Tpetra: Graph / matrix insert doesn't merge, taking extra space & hindering thread parallelism
Created by: mhoemmen
@trilinos/tpetra
CrsGraph::insert{Local,Global}Indices and CrsMatrix::insert{Local,Global}Values currently do something nonintuitive: multiple inserts to the same row and column index are stored separately and not merged until fillComplete. For example, inserting (1,1) into a CrsGraph 10 times would require storing 10 entries, until fillComplete, at which point the entries get merged together into a single entry. This is especially bad for StaticProfile, which currently would counterintuitively fail on 9 of those 10 inserts if the user reasonably gave CrsGraph an upper bound of 1 entry per row. We don't want users to have to rely on DynamicProfile, which is both slow and (especially due to this issue) memory-intensive.
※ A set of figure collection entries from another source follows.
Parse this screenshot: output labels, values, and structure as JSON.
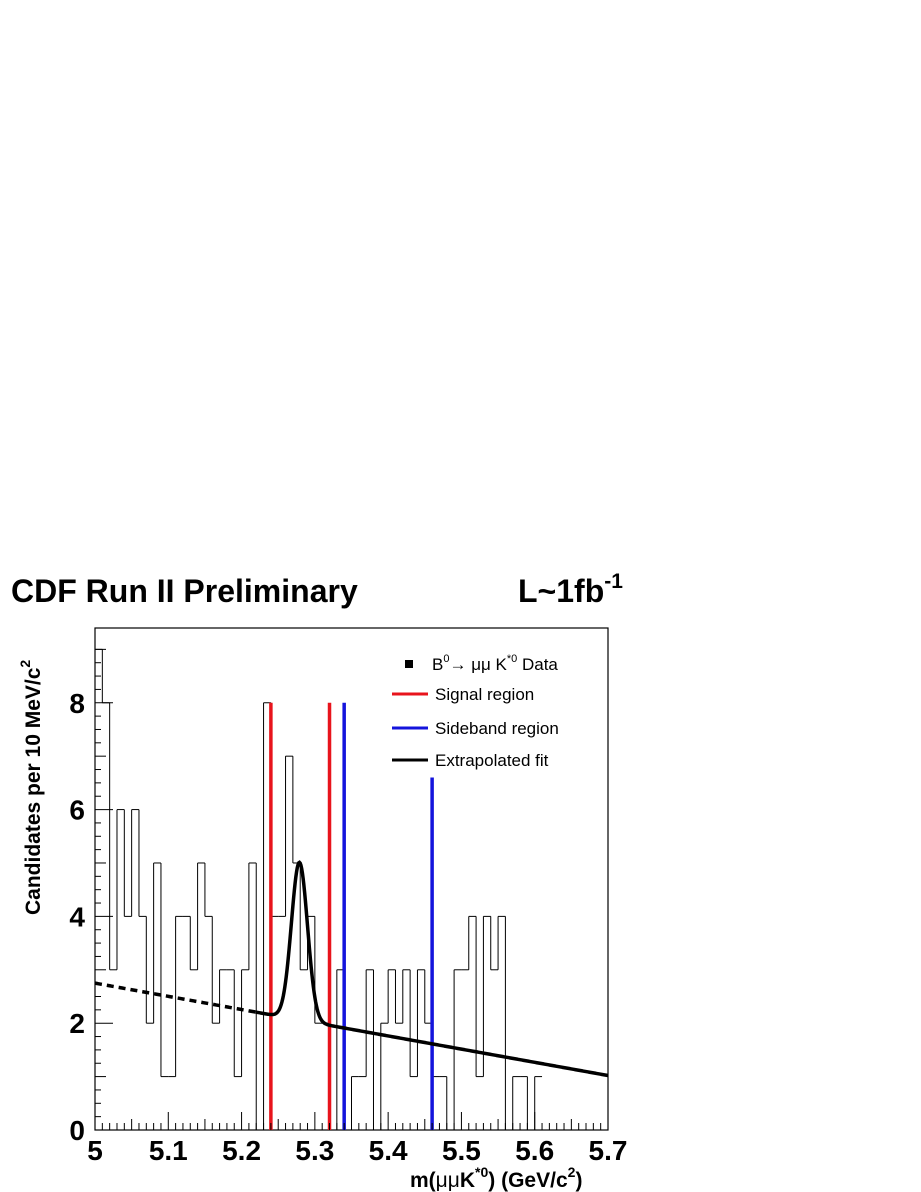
{
  "chart_data": {
    "type": "bar",
    "title": "CDF Run II Preliminary",
    "luminosity_label": {
      "text": "L~1fb",
      "sup": "-1"
    },
    "xlabel": {
      "pre": "m(",
      "mu": "μμ",
      "k": "K",
      "sup_star": "*0",
      "mid": ") (GeV/c",
      "sup2": "2",
      "post": ")"
    },
    "ylabel": {
      "text": "Candidates per 10 MeV/c",
      "sup": "2"
    },
    "xlim": [
      5.0,
      5.7
    ],
    "ylim": [
      0,
      9.4
    ],
    "x_ticks": [
      "5",
      "5.1",
      "5.2",
      "5.3",
      "5.4",
      "5.5",
      "5.6",
      "5.7"
    ],
    "y_ticks": [
      "0",
      "2",
      "4",
      "6",
      "8"
    ],
    "bin_width": 0.01,
    "series": [
      {
        "name": "B0 → μμ K*0 Data",
        "bin_edges_start": 5.0,
        "values": [
          9,
          8,
          3,
          6,
          4,
          6,
          4,
          2,
          5,
          1,
          1,
          4,
          4,
          3,
          5,
          4,
          2,
          3,
          3,
          1,
          3,
          5,
          0,
          8,
          4,
          4,
          7,
          5,
          3,
          4,
          2,
          2,
          0,
          3,
          0,
          1,
          1,
          3,
          0,
          2,
          3,
          2,
          3,
          1,
          3,
          2,
          1,
          1,
          0,
          3,
          3,
          4,
          1,
          4,
          3,
          4,
          0,
          1,
          1,
          0,
          1
        ]
      }
    ],
    "fit": {
      "name": "Extrapolated fit",
      "background": {
        "x": [
          5.0,
          5.7
        ],
        "y": [
          2.75,
          1.02
        ]
      },
      "gaussian": {
        "mean": 5.279,
        "sigma": 0.011,
        "amplitude": 2.95
      },
      "dashed_until": 5.22,
      "color": "#000000"
    },
    "vlines": [
      {
        "name": "Signal region",
        "x": 5.24,
        "ymax": 8.0,
        "color": "#e8141c"
      },
      {
        "name": "Signal region",
        "x": 5.32,
        "ymax": 8.0,
        "color": "#e8141c"
      },
      {
        "name": "Sideband region",
        "x": 5.34,
        "ymax": 8.0,
        "color": "#1414dc"
      },
      {
        "name": "Sideband region",
        "x": 5.46,
        "ymax": 6.6,
        "color": "#1414dc"
      }
    ],
    "legend": {
      "position": "top-right",
      "entries": [
        {
          "kind": "marker",
          "pre": "B",
          "sup0": "0",
          "arrow": "→",
          "mu": " μμ  K",
          "sup": "*0",
          "post": " Data",
          "color": "#000000"
        },
        {
          "kind": "line",
          "label": "Signal region",
          "color": "#e8141c"
        },
        {
          "kind": "line",
          "label": "Sideband region",
          "color": "#1414dc"
        },
        {
          "kind": "line",
          "label": "Extrapolated fit",
          "color": "#000000"
        }
      ]
    }
  }
}
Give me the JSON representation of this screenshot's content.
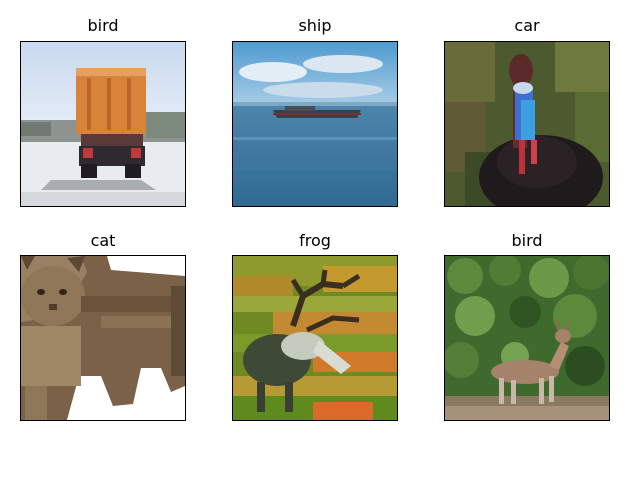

Commit 68e77d53 begins the process of fixing this. It does not yet change the behavior of CrsGraph or CrsMatrix. For now, Tpetra has new internal utility functions for merging indices (for CrsGraph) or indices and values together (for CrsMatrix). I also added some unit tests for the new functions. However, they still need to be integrated into CrsGraph and CrsMatrix. My initial attempts broke a lot of invariants and made a lot of tests fail. I realize I'll have to do this VERY cautiously.